To function as a capitalist is to be self-possessed but, instead of being forced to make a living by selling your usus and fructus rights to others, the capitalist makes a living buying others’  usus and fructus rights and by investing in and lending money to other capitalists, slave-masters, and underpaid or unemployed wage-slaves. The capitalist only ever exercises their abusus rights over their own person in order to demonstrate and enjoy freedom as self-possession as a privilege, unlike the wage-slave who must exercise does so in order to make a living.

The capitalist/wage-slave relation cannot be disentangled from the slave-master/chattel-slave relation, for the latter is the libidinal economic condition of possibility for the former. The existence of the slave-master/chattel-slave relation is what makes it possible for us to conceive of and desire freedom as self-possession and, thus, to conceive of and desire the capitalist/wage-slave relation one we can enter into freely. 

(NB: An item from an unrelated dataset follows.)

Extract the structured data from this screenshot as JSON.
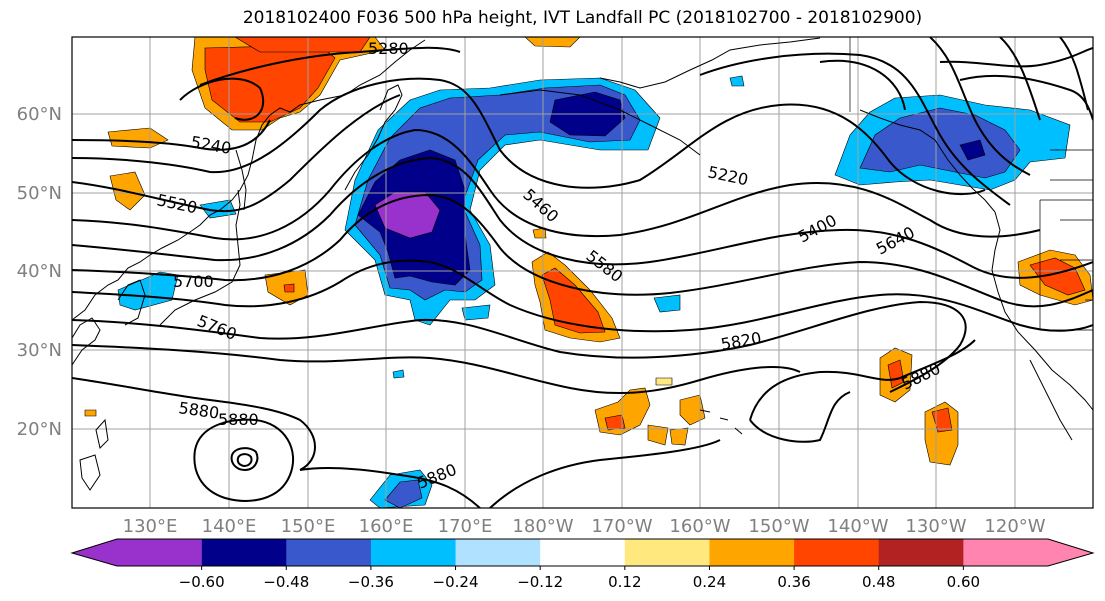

Going further and digging deeper, the specific slave-master/chattel-slave relations that condition capitalist/wage-slave relations today, in our deathly world of suffering, are entangled with anti-Black racism. The formations of biopolitical-economy during modernity were such that Black peoples were de jure and de facto the premiere chattel-slaves between the 16th century and the 19th century. Ay, and following the “non-events” of emancipation, decolonization, civil rights and human rights legislation, we find that, today, an anti-Black paradigm of policing, writ large in the form of a global apartheid regime, has refigured the former slave race as the criminal and delinquent race and refigured the ancestral homelands of the former slave race as outlaw and burdened states. Police and other civil administrators, intra-nationally and inter-nationally, are employed to prowl, categorize and profile Black people as delinquents, strip them of their autonomy, and to make them into “wards” of public institutions.

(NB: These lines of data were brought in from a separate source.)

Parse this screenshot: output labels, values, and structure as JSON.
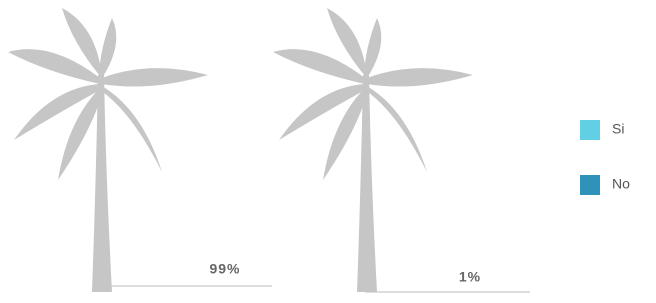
{
  "chart_data": {
    "type": "pictogram",
    "base_color": "#c6c6c6",
    "series": [
      {
        "name": "Si",
        "color": "#62d0e4",
        "values": [
          99
        ],
        "value_labels": [
          "99%"
        ]
      },
      {
        "name": "No",
        "color": "#2f93b9",
        "values": [
          1
        ],
        "value_labels": [
          "1%"
        ]
      }
    ],
    "ylim": [
      0,
      100
    ]
  }
}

The social roles of the chattel-slave, the slave-master, the wage-slave, and the capitalist are today upheld by the existence of police and the prisons that the police are tasked with filling. It is no wonder that the Tiqqun collective writes in its “Preliminaries to any Struggle against Prisons”,

The function of prison in the overall economy of servitude is to materialize the false distinction between criminals and non-criminals, between law-abiding citizens and delinquents. This “purpose” is as much social as it is psychic. It is the imprisonment and torture of the prisoner that produces the citizen’s feeling of innocence. Thus, as long as the criminal aspect of all existence under Empire is not acknowledged, the need to punish and to see punished will persist, and every argument against prison will continue to miss the mark.

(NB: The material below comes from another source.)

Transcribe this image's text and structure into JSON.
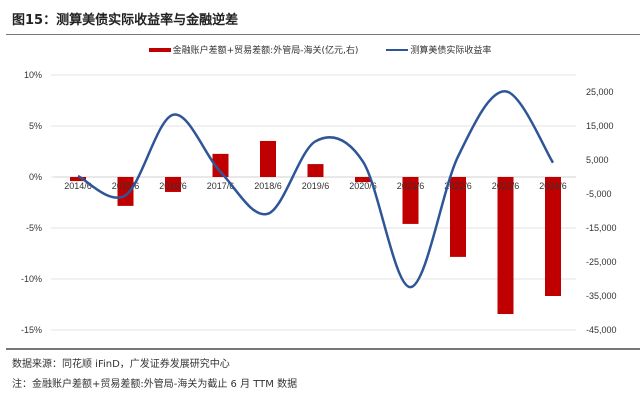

What needs to be added is this: Any and every argument against prison will continue to miss the mark if it doesn’t also recognize that Black peoples are everywhere distinguished as the criminal and delinquent race par excellence for having first been brought into being by Western social invention as the slave race par excellence. Ay, and the exemplary “global citizen” is the rich white man for having been brought into being by the very same artifice as the exemplary slave master and capitalist.  It is not just the imprisonment and torture of delinquents in general, but of Black delinquents in particular, anywhere and everywhere they are to be found across the globe, that produces the global citizen’s feeling of innocence and, even more importantly, a willingness to accept the dismally limited Western conception of freedom as self-possession.

No wonder that the slogans Black Lives Matter and All Cops Are Bastards appeal globally to radicals struggling to realize communistic ideals and practices of freedom. Given the genesis and structure of our world, to struggle for communistic ideals and practices of freedom is to struggle for the abolition of (self-)possession; to struggle for the abolition of (self-)possession is to struggle for the abolition of anti-Black racism; and to struggle for the abolition of anti-Black racism is to struggle for the abolition of the policing and prisons.